“Throw the book at them!” I would say as I dropped off one of my daughters to participate in our city’s “Teen Court” program. It’s a system where teenagers pleading guilty to minor offences are redirected to a “court” of their peers for appropriate sentencing like restitution, community service, and even Teen Court service time of their own. The program seems to work as a way of holding young people (and their parents) accountable in a substantive way.
It’s general wisdom that both children and adults with no accountability system in place are more likely to misbehave. That’s one of the reasons I am very glad to be part of a denomination that supervises and holds accountable its clergy. It is a blessing, although sometimes a harsh one, to be held accountable.
Our text this Sunday from Romans 3:1-20 is focused on emphasizing that everyone is sinful, whether Jew or Gentile. In verses 10-18 Paul quotes a string of Old Testament texts, mostly from the Psalms, to that effect. Many of them emphasize the sinfulness of human speech in corrupt throats, tongues, lips and mouths.
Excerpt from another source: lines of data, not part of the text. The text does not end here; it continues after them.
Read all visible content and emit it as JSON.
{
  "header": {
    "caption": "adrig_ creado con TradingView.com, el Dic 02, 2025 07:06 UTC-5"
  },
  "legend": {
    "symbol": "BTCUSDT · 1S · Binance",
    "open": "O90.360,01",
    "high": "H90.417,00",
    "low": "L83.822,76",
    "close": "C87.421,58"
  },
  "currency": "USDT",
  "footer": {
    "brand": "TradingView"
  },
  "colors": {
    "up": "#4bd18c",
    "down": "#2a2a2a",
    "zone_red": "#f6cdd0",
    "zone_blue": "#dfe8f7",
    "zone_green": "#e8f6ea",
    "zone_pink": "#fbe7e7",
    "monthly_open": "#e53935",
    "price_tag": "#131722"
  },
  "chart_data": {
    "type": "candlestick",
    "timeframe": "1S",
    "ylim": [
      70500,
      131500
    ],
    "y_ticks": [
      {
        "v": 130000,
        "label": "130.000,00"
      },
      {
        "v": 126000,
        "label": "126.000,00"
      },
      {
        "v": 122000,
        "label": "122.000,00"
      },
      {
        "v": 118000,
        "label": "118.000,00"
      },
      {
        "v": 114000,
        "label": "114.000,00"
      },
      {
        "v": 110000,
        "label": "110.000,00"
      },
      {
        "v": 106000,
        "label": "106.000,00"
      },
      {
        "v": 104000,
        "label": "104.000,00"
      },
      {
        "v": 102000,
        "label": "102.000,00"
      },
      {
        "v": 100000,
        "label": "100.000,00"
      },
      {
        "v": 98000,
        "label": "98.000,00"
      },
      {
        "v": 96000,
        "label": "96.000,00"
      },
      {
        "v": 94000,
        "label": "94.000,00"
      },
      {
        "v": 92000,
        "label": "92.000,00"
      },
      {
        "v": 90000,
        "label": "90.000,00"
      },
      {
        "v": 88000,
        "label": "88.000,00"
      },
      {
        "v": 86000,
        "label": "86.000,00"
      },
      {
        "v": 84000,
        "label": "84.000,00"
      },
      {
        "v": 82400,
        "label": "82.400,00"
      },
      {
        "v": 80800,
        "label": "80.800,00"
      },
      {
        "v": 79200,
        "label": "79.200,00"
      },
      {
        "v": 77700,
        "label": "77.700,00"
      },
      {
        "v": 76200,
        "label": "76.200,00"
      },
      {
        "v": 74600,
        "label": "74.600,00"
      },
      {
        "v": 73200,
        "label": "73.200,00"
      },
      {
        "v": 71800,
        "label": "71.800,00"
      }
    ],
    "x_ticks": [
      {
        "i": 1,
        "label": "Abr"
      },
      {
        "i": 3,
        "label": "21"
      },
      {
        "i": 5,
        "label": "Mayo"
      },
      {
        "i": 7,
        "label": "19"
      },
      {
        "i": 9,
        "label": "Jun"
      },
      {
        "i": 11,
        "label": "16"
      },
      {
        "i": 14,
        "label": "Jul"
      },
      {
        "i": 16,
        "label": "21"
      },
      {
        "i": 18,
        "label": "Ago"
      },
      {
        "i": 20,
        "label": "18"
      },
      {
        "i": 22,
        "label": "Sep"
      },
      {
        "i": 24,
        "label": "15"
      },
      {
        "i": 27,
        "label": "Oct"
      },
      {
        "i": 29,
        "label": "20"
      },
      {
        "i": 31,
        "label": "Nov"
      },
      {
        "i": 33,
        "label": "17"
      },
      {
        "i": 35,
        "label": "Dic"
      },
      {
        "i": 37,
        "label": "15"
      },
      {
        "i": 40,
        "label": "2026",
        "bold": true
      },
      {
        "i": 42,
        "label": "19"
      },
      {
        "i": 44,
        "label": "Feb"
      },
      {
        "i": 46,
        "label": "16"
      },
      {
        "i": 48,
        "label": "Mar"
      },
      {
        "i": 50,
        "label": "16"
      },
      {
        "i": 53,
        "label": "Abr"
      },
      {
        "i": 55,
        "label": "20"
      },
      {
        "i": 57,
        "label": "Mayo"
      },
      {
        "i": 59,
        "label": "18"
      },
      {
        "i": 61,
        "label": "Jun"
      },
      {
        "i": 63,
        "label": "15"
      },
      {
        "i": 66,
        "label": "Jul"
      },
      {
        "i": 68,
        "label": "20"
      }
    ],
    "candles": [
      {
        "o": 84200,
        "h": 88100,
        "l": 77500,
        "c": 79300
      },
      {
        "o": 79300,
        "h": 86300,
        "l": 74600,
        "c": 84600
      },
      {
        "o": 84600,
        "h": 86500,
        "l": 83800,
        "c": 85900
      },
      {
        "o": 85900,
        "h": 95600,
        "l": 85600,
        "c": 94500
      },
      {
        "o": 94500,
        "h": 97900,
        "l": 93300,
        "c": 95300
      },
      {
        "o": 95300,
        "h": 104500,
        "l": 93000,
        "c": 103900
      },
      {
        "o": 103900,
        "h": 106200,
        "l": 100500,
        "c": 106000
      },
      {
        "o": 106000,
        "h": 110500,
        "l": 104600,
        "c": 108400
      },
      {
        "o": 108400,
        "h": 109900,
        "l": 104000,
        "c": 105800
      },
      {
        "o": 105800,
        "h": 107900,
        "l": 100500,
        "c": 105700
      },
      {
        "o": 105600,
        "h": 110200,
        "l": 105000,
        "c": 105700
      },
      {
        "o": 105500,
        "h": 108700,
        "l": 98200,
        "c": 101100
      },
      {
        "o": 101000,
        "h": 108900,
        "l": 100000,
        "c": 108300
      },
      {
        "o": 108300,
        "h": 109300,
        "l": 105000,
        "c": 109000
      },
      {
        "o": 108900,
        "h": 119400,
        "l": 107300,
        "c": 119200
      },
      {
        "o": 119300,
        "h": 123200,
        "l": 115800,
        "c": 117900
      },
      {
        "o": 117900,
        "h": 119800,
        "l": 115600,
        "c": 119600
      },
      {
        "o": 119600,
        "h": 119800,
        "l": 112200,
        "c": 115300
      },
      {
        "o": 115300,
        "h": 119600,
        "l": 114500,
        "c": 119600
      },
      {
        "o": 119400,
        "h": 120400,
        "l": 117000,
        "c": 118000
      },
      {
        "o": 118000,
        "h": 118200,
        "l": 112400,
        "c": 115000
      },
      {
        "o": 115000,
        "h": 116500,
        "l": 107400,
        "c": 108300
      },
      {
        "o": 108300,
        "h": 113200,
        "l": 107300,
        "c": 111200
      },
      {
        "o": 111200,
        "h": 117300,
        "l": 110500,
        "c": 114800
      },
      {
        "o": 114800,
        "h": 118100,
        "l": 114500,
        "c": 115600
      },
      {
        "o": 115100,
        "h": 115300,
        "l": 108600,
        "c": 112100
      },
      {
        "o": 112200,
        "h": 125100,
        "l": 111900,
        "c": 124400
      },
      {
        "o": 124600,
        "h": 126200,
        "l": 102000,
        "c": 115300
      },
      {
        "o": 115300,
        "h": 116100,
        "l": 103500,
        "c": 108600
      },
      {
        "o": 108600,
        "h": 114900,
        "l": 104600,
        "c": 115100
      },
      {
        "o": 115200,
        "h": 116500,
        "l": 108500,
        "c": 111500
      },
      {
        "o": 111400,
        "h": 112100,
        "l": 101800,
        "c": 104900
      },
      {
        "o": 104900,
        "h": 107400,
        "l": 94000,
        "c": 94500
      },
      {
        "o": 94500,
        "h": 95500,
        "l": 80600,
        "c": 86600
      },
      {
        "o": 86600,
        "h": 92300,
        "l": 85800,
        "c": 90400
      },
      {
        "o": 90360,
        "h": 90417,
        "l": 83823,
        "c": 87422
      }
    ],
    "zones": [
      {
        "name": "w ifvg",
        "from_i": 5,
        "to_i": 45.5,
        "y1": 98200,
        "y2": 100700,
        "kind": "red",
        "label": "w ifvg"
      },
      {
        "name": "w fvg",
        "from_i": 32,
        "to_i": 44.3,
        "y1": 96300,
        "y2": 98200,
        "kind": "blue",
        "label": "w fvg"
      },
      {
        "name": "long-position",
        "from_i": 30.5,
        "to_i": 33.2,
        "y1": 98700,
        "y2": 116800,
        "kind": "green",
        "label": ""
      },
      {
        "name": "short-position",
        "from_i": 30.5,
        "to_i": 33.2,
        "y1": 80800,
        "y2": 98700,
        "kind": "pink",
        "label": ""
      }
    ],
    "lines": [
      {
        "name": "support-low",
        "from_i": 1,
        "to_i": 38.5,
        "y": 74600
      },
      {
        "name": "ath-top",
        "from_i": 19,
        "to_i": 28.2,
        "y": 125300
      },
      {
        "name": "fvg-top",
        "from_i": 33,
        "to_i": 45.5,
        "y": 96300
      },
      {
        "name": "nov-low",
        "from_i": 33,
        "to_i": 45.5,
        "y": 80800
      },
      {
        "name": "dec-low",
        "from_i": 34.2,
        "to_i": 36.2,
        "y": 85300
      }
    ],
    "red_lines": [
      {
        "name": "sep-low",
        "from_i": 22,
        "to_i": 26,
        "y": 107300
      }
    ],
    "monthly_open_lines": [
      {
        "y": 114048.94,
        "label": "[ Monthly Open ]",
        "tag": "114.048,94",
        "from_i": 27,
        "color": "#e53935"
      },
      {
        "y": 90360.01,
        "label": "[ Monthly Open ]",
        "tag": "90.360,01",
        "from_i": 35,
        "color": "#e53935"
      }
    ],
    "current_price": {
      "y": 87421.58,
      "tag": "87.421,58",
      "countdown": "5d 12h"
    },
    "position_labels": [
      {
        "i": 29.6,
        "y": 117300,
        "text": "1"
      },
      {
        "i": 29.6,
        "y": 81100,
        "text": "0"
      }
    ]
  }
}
Paul is arguing the universality of sin in order to eliminate any claim to escape accountability on the basis of presumed membership in God’s people through external Jewish identity markers like circumcision (verse 1). Though Jewishness offers an initial advantage (verse 2), it does not eliminate accountability. Verse 19 says that God will silence every mouth that claims a righteousness it does not really have.
It’s better to translate verse 20 more literally as “Therefore no flesh will be justified before him through works of the law, for through the law comes knowledge of sin.” “Works of the law” should be understood in the New Perspective on Paul sense of not all good works or commandments, but those which are specific Jewish identity markers, like circumcision or a kosher diet. In other words, Jewish identity alone does not justify; everyone is sinful and accountable before God. Mere possession of the law only heightens one’s awareness of sin.
So in chapter 2 Paul argued that both Jew and Gentile would be judged and here in chapter 3 now maintains that both Jew and Gentile will be held accountable for sin that is the universal human condition.
The whole thrust is to drive us forward into the concluding part of the chapter about the righteousness of God made available through faith in Jesus Christ (verses 22-24). But there’s nice precursor to that while still remaining in the present text, verses 3 and 4, which show us that though we are unfaithful, God remains faithful. Though every human mouth lies, God remains truthful. That is the hope in the midst of our own failure. The God to whom we are accountable is faithful and true, and continuing in the words of I John 1:9 “will forgive our sins and cleanse us from all unrighteousness.”
Paul wants to remove every excuse for claiming our own righteousness, whether it’s a natural goodness or an inherited connection with the people of God, and drive us toward a righteousness that results from belonging to the community of people redeemed by Jesus Christ. Acknowledging accountability is a first step toward receiving grace.